More than 400 people attended a meeting of the Coalition of Boynton West Residential Associations Wednesday night to note their opposition to a GL Homes plan that would allow more development in the Agricultural Reserve, a 22,000-acre farming zone located west of Boynton Beach and Delray Beach.
Palm Beach County rules have restricted development in the Ag Reserve by requiring builders to set aside 60 acres for every 40 acres they want to develop. Land set aside for preservation must be in the Ag Reserve.
GL Homes, however, wants to change that rule. After getting approval to build 3,900 homes on 4,900 acres it owns in the Loxahatchee area, the developer has floated a plan to preserve that acreage in exchange for permission to build on land it owns in the Ag Reserve.

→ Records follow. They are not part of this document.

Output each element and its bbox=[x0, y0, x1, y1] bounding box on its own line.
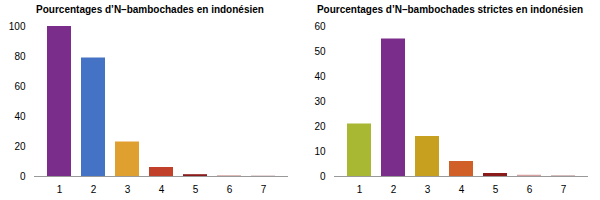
svg-text:20: 20 bbox=[314, 121, 326, 132]
svg-text:6: 6 bbox=[527, 184, 533, 195]
html-text:Pourcentages d’N–bambochades e: Pourcentages d’N–bambochades en indonési… bbox=[36, 4, 264, 15]
svg-text:50: 50 bbox=[314, 46, 326, 57]
svg-text:0: 0 bbox=[20, 171, 26, 182]
svg-text:3: 3 bbox=[425, 184, 431, 195]
svg-text:2: 2 bbox=[91, 184, 97, 195]
svg-text:60: 60 bbox=[314, 21, 326, 32]
svg-text:80: 80 bbox=[14, 51, 26, 62]
svg-text:40: 40 bbox=[14, 111, 26, 122]
svg-text:5: 5 bbox=[493, 184, 499, 195]
svg-text:1: 1 bbox=[357, 184, 363, 195]
svg-text:40: 40 bbox=[314, 71, 326, 82]
svg-text:6: 6 bbox=[227, 184, 233, 195]
svg-text:7: 7 bbox=[261, 184, 267, 195]
svg-text:5: 5 bbox=[193, 184, 199, 195]
svg-text:30: 30 bbox=[314, 96, 326, 107]
html-text:Pourcentages d’N–bambochades s: Pourcentages d’N–bambochades strictes en… bbox=[316, 4, 584, 15]
svg-text:60: 60 bbox=[14, 81, 26, 92]
svg-text:2: 2 bbox=[391, 184, 397, 195]
svg-text:100: 100 bbox=[9, 21, 26, 32]
svg-text:4: 4 bbox=[159, 184, 165, 195]
svg-text:10: 10 bbox=[314, 146, 326, 157]
svg-text:3: 3 bbox=[125, 184, 131, 195]
svg-text:0: 0 bbox=[320, 171, 326, 182]
svg-text:4: 4 bbox=[459, 184, 465, 195]
svg-text:20: 20 bbox=[14, 141, 26, 152]
svg-text:1: 1 bbox=[57, 184, 63, 195]
svg-text:7: 7 bbox=[561, 184, 567, 195]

Homes in the Ag Reserve would likely fetch far more than homes in the Loxahatchee area, but GL officials have said their new plan isn’t driven solely by a desire to make more money. GL has built many of the high-end developments in the Ag Reserve, and its officials have said they want to continue building in an area where it has established a footprint and where services like roads and drainage are already in place.
Loxahatchee and Acreage-area residents are pleased with the plan, seeing it as a move away from what they fear is over-development in their area.
COBWRA, however, has emerged as a powerful opponent, as demonstrated by its ability pack a meeting room in the GL Homes-built Valencia Reserve residential development on a rainy night.
Those in attendance ripped the plan, which they said would open up the Ag Reserve for additional development.
“For me, for COBWRA, this GL scheme is a defining moment,” COBWRA President Myrna Rosoff said.
GL officials have said they expect to formally present the plan to the county late this year.